London startup Improbable's customers include computer gaming companies, financial services firms, governments and academic researchers, but this time an unnamed department of the British governmen approached the team for this ambitious project.
Their goal was to build a realistic simulation of the complete structure of the internet and the vast number of connections and networks that make up the World Wide Web, in order to see its weak spots and understand how to protect this crucial infrastructure from failure and attack.
Large-scale internet disruptions are far from rare, and often affect large portions of the world and causing widespread disruption.
In 2008, an ISP in Pakistan accidently blocked YouTube for a large portion of the world by misconfiguring a central server after it tried to block its citizens' access to anti-Islamic content.
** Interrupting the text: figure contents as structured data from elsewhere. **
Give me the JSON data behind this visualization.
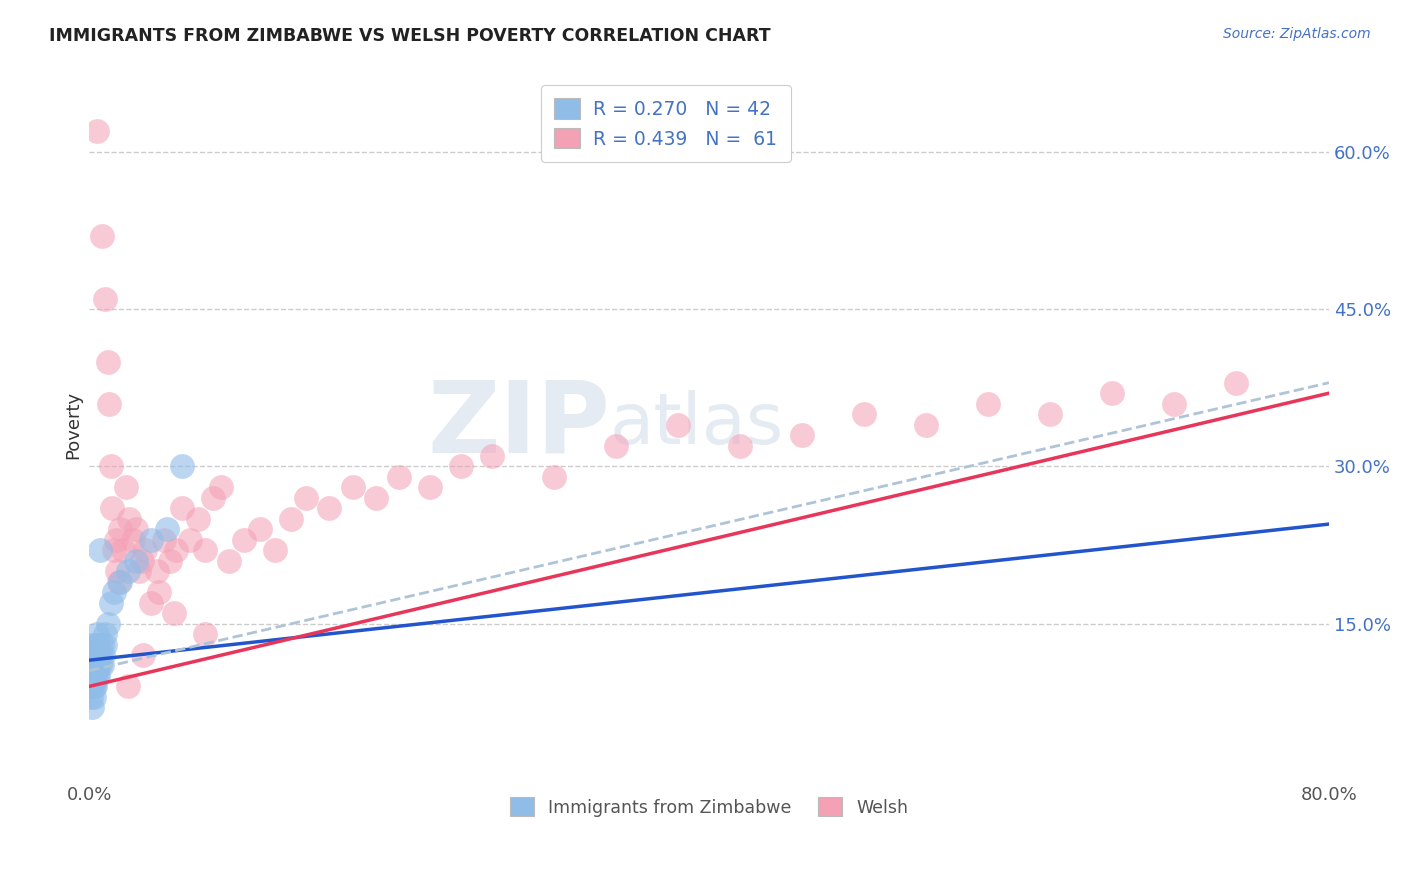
{
  "title": "IMMIGRANTS FROM ZIMBABWE VS WELSH POVERTY CORRELATION CHART",
  "source": "Source: ZipAtlas.com",
  "ylabel": "Poverty",
  "xlim": [
    0.0,
    0.8
  ],
  "ylim": [
    0.0,
    0.68
  ],
  "xticks": [
    0.0,
    0.2,
    0.4,
    0.6,
    0.8
  ],
  "xtick_labels": [
    "0.0%",
    "",
    "",
    "",
    "80.0%"
  ],
  "ytick_values_right": [
    0.6,
    0.45,
    0.3,
    0.15
  ],
  "ytick_labels_right": [
    "60.0%",
    "45.0%",
    "30.0%",
    "15.0%"
  ],
  "grid_color": "#cccccc",
  "background_color": "#ffffff",
  "blue_color": "#90bce8",
  "pink_color": "#f4a0b5",
  "blue_line_color": "#2255cc",
  "pink_line_color": "#e8355a",
  "dashed_line_color": "#b0c4d8",
  "watermark_color": "#ccd8e8",
  "blue_line": {
    "x0": 0.0,
    "y0": 0.115,
    "x1": 0.8,
    "y1": 0.245
  },
  "pink_line": {
    "x0": 0.0,
    "y0": 0.09,
    "x1": 0.8,
    "y1": 0.37
  },
  "dash_line": {
    "x0": 0.0,
    "y0": 0.105,
    "x1": 0.8,
    "y1": 0.38
  },
  "blue_x": [
    0.001,
    0.001,
    0.001,
    0.002,
    0.002,
    0.002,
    0.002,
    0.002,
    0.003,
    0.003,
    0.003,
    0.003,
    0.003,
    0.004,
    0.004,
    0.004,
    0.004,
    0.005,
    0.005,
    0.005,
    0.005,
    0.006,
    0.006,
    0.006,
    0.006,
    0.007,
    0.007,
    0.007,
    0.008,
    0.008,
    0.009,
    0.01,
    0.01,
    0.012,
    0.014,
    0.016,
    0.02,
    0.025,
    0.03,
    0.04,
    0.05,
    0.06
  ],
  "blue_y": [
    0.08,
    0.09,
    0.1,
    0.07,
    0.09,
    0.1,
    0.11,
    0.13,
    0.08,
    0.09,
    0.1,
    0.11,
    0.12,
    0.09,
    0.1,
    0.12,
    0.13,
    0.1,
    0.11,
    0.12,
    0.14,
    0.1,
    0.11,
    0.12,
    0.13,
    0.11,
    0.12,
    0.22,
    0.11,
    0.13,
    0.12,
    0.13,
    0.14,
    0.15,
    0.17,
    0.18,
    0.19,
    0.2,
    0.21,
    0.23,
    0.24,
    0.3
  ],
  "pink_x": [
    0.005,
    0.008,
    0.01,
    0.012,
    0.013,
    0.014,
    0.015,
    0.016,
    0.017,
    0.018,
    0.019,
    0.02,
    0.022,
    0.024,
    0.026,
    0.028,
    0.03,
    0.032,
    0.034,
    0.036,
    0.04,
    0.044,
    0.048,
    0.052,
    0.056,
    0.06,
    0.065,
    0.07,
    0.075,
    0.08,
    0.09,
    0.1,
    0.11,
    0.12,
    0.13,
    0.14,
    0.155,
    0.17,
    0.185,
    0.2,
    0.22,
    0.24,
    0.26,
    0.3,
    0.34,
    0.38,
    0.42,
    0.46,
    0.5,
    0.54,
    0.58,
    0.62,
    0.66,
    0.7,
    0.74,
    0.075,
    0.055,
    0.085,
    0.045,
    0.035,
    0.025
  ],
  "pink_y": [
    0.62,
    0.52,
    0.46,
    0.4,
    0.36,
    0.3,
    0.26,
    0.22,
    0.23,
    0.2,
    0.19,
    0.24,
    0.22,
    0.28,
    0.25,
    0.23,
    0.24,
    0.2,
    0.21,
    0.22,
    0.17,
    0.2,
    0.23,
    0.21,
    0.22,
    0.26,
    0.23,
    0.25,
    0.22,
    0.27,
    0.21,
    0.23,
    0.24,
    0.22,
    0.25,
    0.27,
    0.26,
    0.28,
    0.27,
    0.29,
    0.28,
    0.3,
    0.31,
    0.29,
    0.32,
    0.34,
    0.32,
    0.33,
    0.35,
    0.34,
    0.36,
    0.35,
    0.37,
    0.36,
    0.38,
    0.14,
    0.16,
    0.28,
    0.18,
    0.12,
    0.09
  ]
}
And this January Telstra, Australia’s largest telecoms provider, suffered a country wide outage that affected 16.7 million subcribers, costing the company millions in compensation and causing massive disruption for businesses.
Underwater cables can be accidently damaged and Distributed Denial of Service (DDoS) attacks can wreak havok on ordinary internet uses, as in the case of the 2013 attack against non-profit company Spamhaus, which cut off internet for millions of people.
Improbable's simulation allows you to create and delete ISPs, configure links between them, or load in data from the real world.